Na koniec dodać cukier z prawdziwą wanilią, a także budyń waniliowy lub skrobię ziemniaczaną (3 łyżeczki). Opcjonalnie można dodać przyprawę do sernika oraz skórkę pomarańczową. Całość tylko delikatnie zmiksować, jedynie do połączenia się składników.

Masę serową przełożyć na podpieczony spód.
Blaszkę wstawić na II poziom piekarnika, niżej wstawić naczynie napełnione wodą do 3/4 wysokości.
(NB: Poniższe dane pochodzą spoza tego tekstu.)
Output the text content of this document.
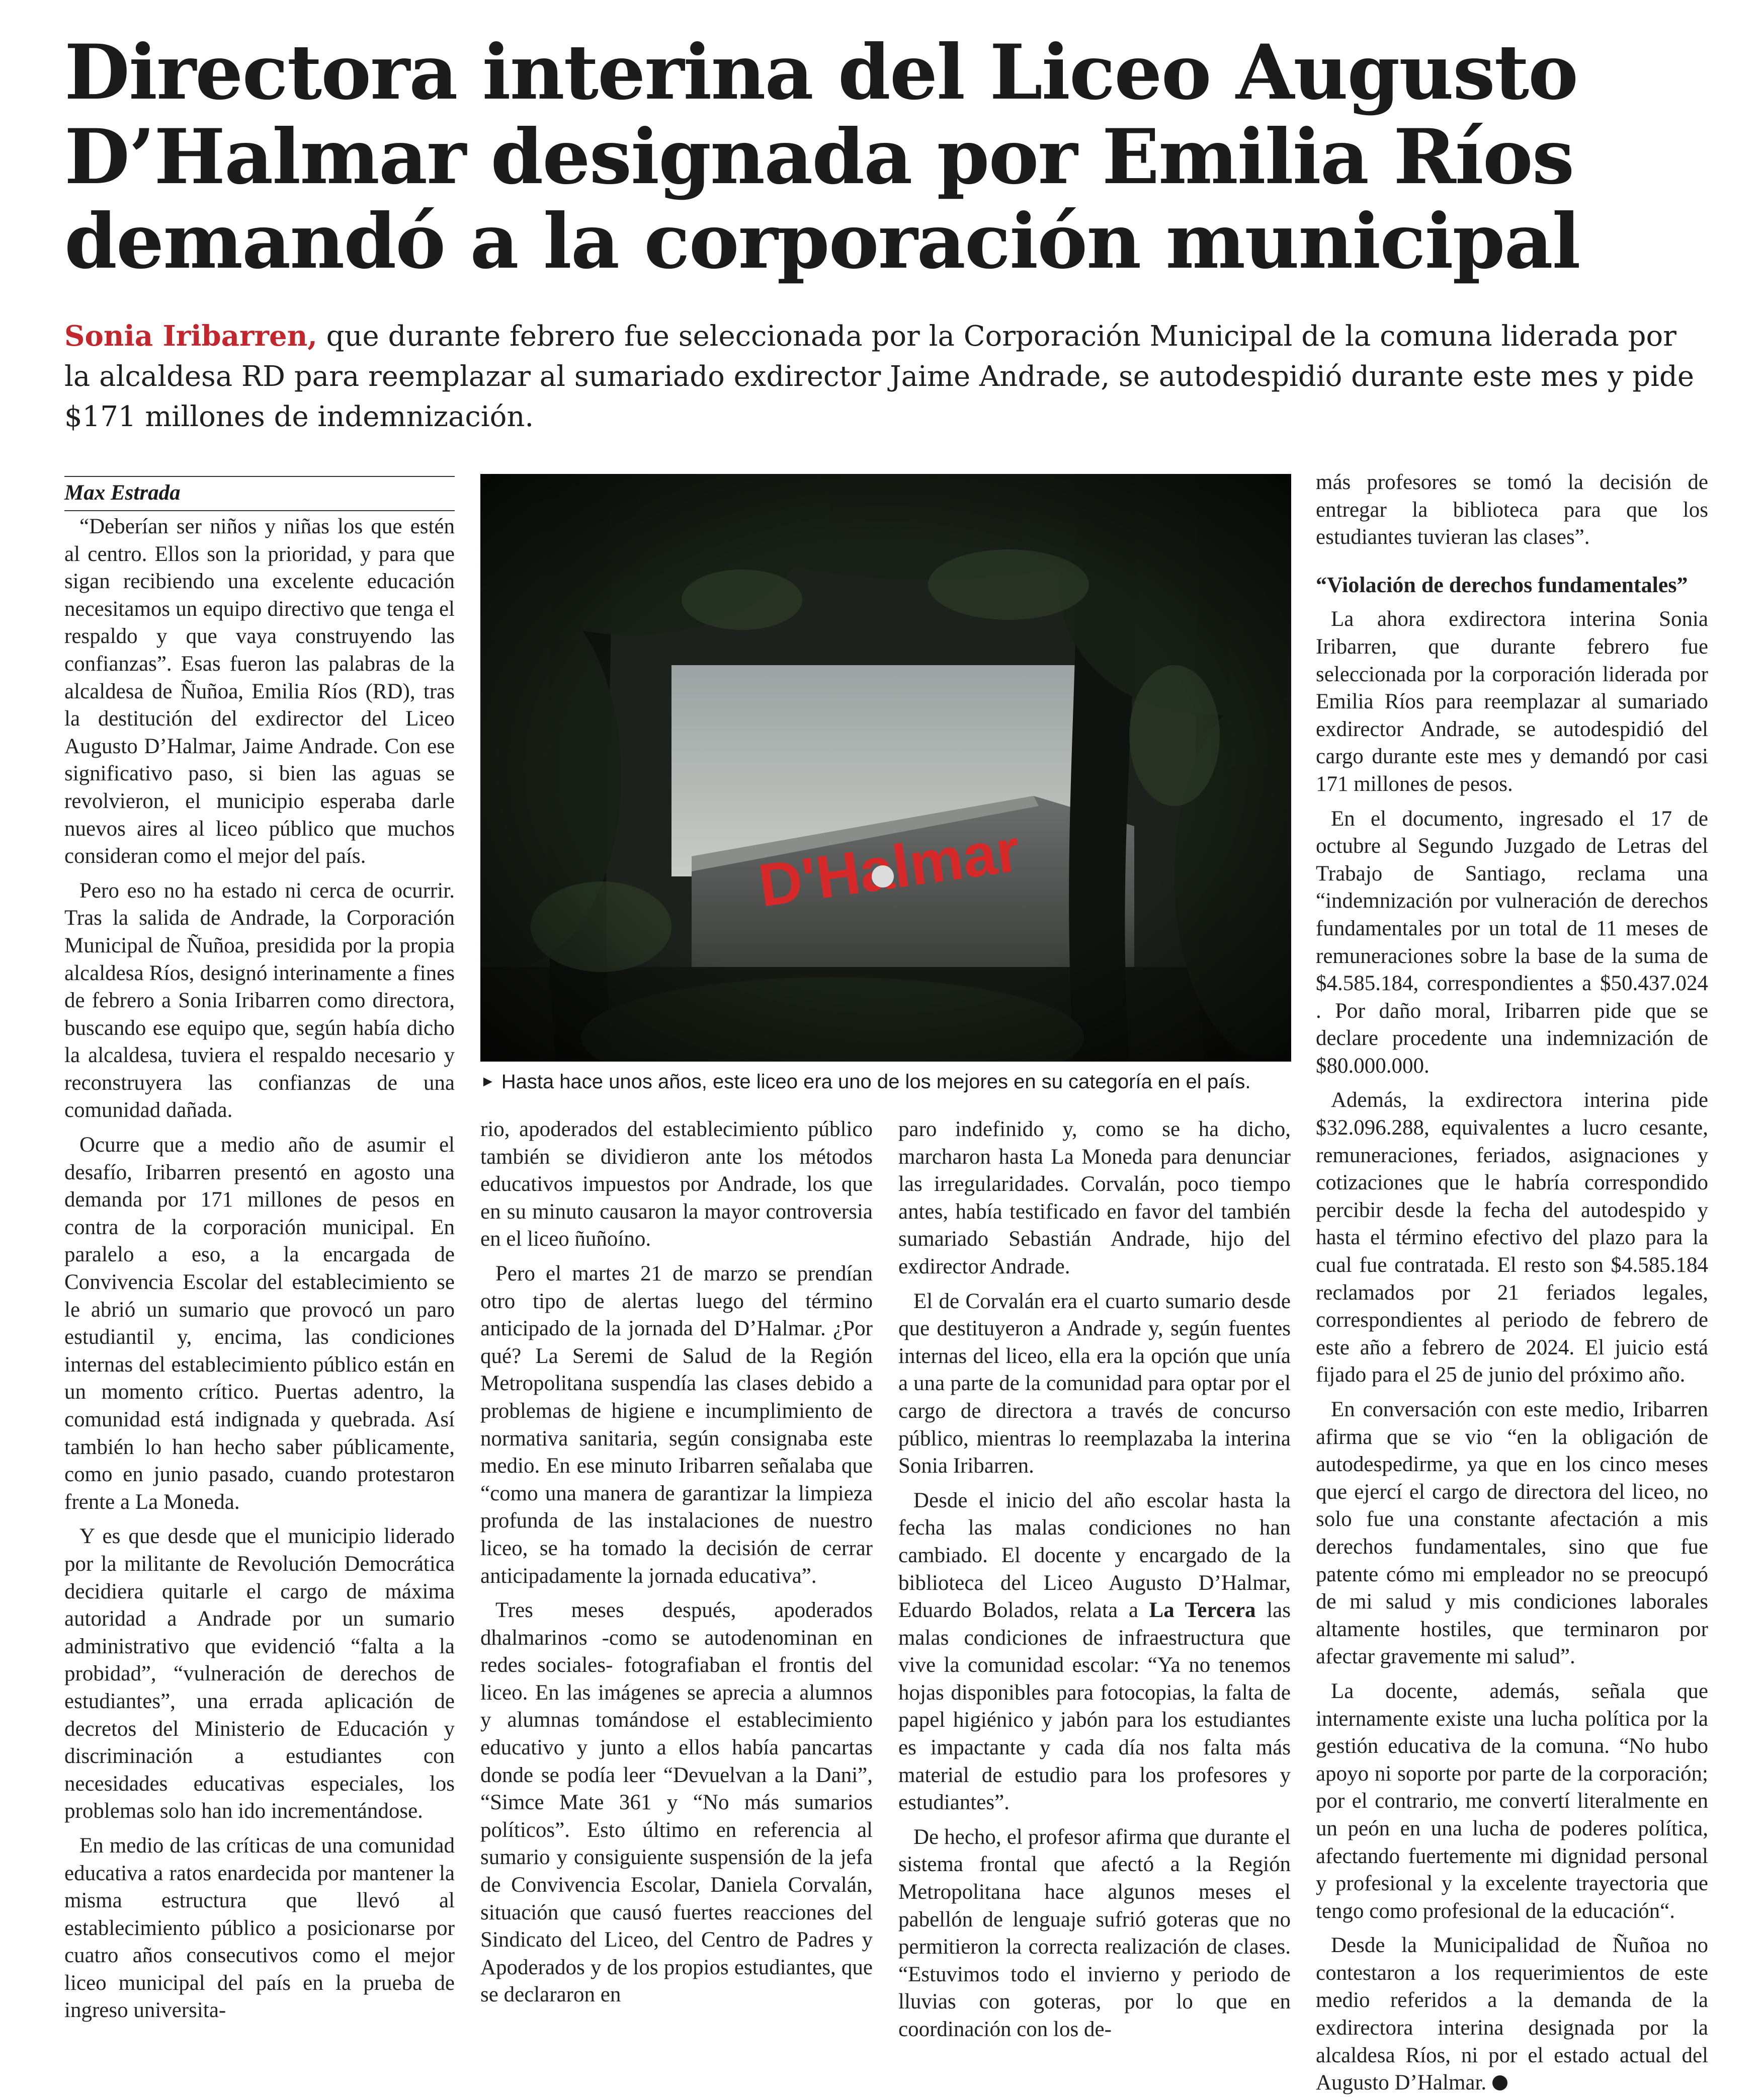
Directora interina del Liceo Augusto
D’Halmar designada por Emilia Ríos
demandó a la corporación municipal
Sonia Iribarren, que durante febrero fue seleccionada por la Corporación Municipal de la comuna liderada por la alcaldesa RD para reemplazar al sumariado exdirector Jaime Andrade, se autodespidió durante este mes y pide $171 millones de indemnización.
Max Estrada

“Deberían ser niños y niñas los que estén al centro. Ellos son la prioridad, y para que sigan recibiendo una excelente educación necesitamos un equipo directivo que tenga el respaldo y que vaya construyendo las confianzas”. Esas fueron las palabras de la alcaldesa de Ñuñoa, Emilia Ríos (RD), tras la destitución del exdirector del Liceo Augusto D’Halmar, Jaime Andrade. Con ese significativo paso, si bien las aguas se revolvieron, el municipio esperaba darle nuevos aires al liceo público que muchos consideran como el mejor del país.

Pero eso no ha estado ni cerca de ocurrir. Tras la salida de Andrade, la Corporación Municipal de Ñuñoa, presidida por la propia alcaldesa Ríos, designó interinamente a fines de febrero a Sonia Iribarren como directora, buscando ese equipo que, según había dicho la alcaldesa, tuviera el respaldo necesario y reconstruyera las confianzas de una comunidad dañada.

Ocurre que a medio año de asumir el desafío, Iribarren presentó en agosto una demanda por 171 millones de pesos en contra de la corporación municipal. En paralelo a eso, a la encargada de Convivencia Escolar del establecimiento se le abrió un sumario que provocó un paro estudiantil y, encima, las condiciones internas del establecimiento público están en un momento crítico. Puertas adentro, la comunidad está indignada y quebrada. Así también lo han hecho saber públicamente, como en junio pasado, cuando protestaron frente a La Moneda.

Y es que desde que el municipio liderado por la militante de Revolución Democrática decidiera quitarle el cargo de máxima autoridad a Andrade por un sumario administrativo que evidenció “falta a la probidad”, “vulneración de derechos de estudiantes”, una errada aplicación de decretos del Ministerio de Educación y discriminación a estudiantes con necesidades educativas especiales, los problemas solo han ido incrementándose.

En medio de las críticas de una comunidad educativa a ratos enardecida por mantener la misma estructura que llevó al establecimiento público a posicionarse por cuatro años consecutivos como el mejor liceo municipal del país en la prueba de ingreso universita-

► Hasta hace unos años, este liceo era uno de los mejores en su categoría en el país.

rio, apoderados del establecimiento público también se dividieron ante los métodos educativos impuestos por Andrade, los que en su minuto causaron la mayor controversia en el liceo ñuñoíno.

Pero el martes 21 de marzo se prendían otro tipo de alertas luego del término anticipado de la jornada del D’Halmar. ¿Por qué? La Seremi de Salud de la Región Metropolitana suspendía las clases debido a problemas de higiene e incumplimiento de normativa sanitaria, según consignaba este medio. En ese minuto Iribarren señalaba que “como una manera de garantizar la limpieza profunda de las instalaciones de nuestro liceo, se ha tomado la decisión de cerrar anticipadamente la jornada educativa”.

Tres meses después, apoderados dhalmarinos -como se autodenominan en redes sociales- fotografiaban el frontis del liceo. En las imágenes se aprecia a alumnos y alumnas tomándose el establecimiento educativo y junto a ellos había pancartas donde se podía leer “Devuelvan a la Dani”, “Simce Mate 361 y “No más sumarios políticos”. Esto último en referencia al sumario y consiguiente suspensión de la jefa de Convivencia Escolar, Daniela Corvalán, situación que causó fuertes reacciones del Sindicato del Liceo, del Centro de Padres y Apoderados y de los propios estudiantes, que se declararon en

paro indefinido y, como se ha dicho, marcharon hasta La Moneda para denunciar las irregularidades. Corvalán, poco tiempo antes, había testificado en favor del también sumariado Sebastián Andrade, hijo del exdirector Andrade.

El de Corvalán era el cuarto sumario desde que destituyeron a Andrade y, según fuentes internas del liceo, ella era la opción que unía a una parte de la comunidad para optar por el cargo de directora a través de concurso público, mientras lo reemplazaba la interina Sonia Iribarren.

Desde el inicio del año escolar hasta la fecha las malas condiciones no han cambiado. El docente y encargado de la biblioteca del Liceo Augusto D’Halmar, Eduardo Bolados, relata a La Tercera las malas condiciones de infraestructura que vive la comunidad escolar: “Ya no tenemos hojas disponibles para fotocopias, la falta de papel higiénico y jabón para los estudiantes es impactante y cada día nos falta más material de estudio para los profesores y estudiantes”.

De hecho, el profesor afirma que durante el sistema frontal que afectó a la Región Metropolitana hace algunos meses el pabellón de lenguaje sufrió goteras que no permitieron la correcta realización de clases. “Estuvimos todo el invierno y periodo de lluvias con goteras, por lo que en coordinación con los de-

más profesores se tomó la decisión de entregar la biblioteca para que los estudiantes tuvieran las clases”.

“Violación de derechos fundamentales”

La ahora exdirectora interina Sonia Iribarren, que durante febrero fue seleccionada por la corporación liderada por Emilia Ríos para reemplazar al sumariado exdirector Andrade, se autodespidió del cargo durante este mes y demandó por casi 171 millones de pesos.

En el documento, ingresado el 17 de octubre al Segundo Juzgado de Letras del Trabajo de Santiago, reclama una “indemnización por vulneración de derechos fundamentales por un total de 11 meses de remuneraciones sobre la base de la suma de $4.585.184, correspondientes a $50.437.024 . Por daño moral, Iribarren pide que se declare procedente una indemnización de $80.000.000.

Además, la exdirectora interina pide $32.096.288, equivalentes a lucro cesante, remuneraciones, feriados, asignaciones y cotizaciones que le habría correspondido percibir desde la fecha del autodespido y hasta el término efectivo del plazo para la cual fue contratada. El resto son $4.585.184 reclamados por 21 feriados legales, correspondientes al periodo de febrero de este año a febrero de 2024. El juicio está fijado para el 25 de junio del próximo año.

En conversación con este medio, Iribarren afirma que se vio “en la obligación de autodespedirme, ya que en los cinco meses que ejercí el cargo de directora del liceo, no solo fue una constante afectación a mis derechos fundamentales, sino que fue patente cómo mi empleador no se preocupó de mi salud y mis condiciones laborales altamente hostiles, que terminaron por afectar gravemente mi salud”.

La docente, además, señala que internamente existe una lucha política por la gestión educativa de la comuna. “No hubo apoyo ni soporte por parte de la corporación; por el contrario, me convertí literalmente en un peón en una lucha de poderes política, afectando fuertemente mi dignidad personal y profesional y la excelente trayectoria que tengo como profesional de la educación“.

Desde la Municipalidad de Ñuñoa no contestaron a los requerimientos de este medio referidos a la demanda de la exdirectora interina designada por la alcaldesa Ríos, ni por el estado actual del Augusto D’Halmar.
Piec sernik najpierw przez 30 minut w temperaturze 170-180 st.C, a następnie przez 45-50 minut w temperaturze 150 st.C (grzanie góra-dół).

Po tym czasie wyłączyć grzanie i studzić sernik w zamkniętym piekarniku przez 20 minut. Następnie lekko uchylić drzwiczki i zostawić tak sernik do całkowitego wystudzenia.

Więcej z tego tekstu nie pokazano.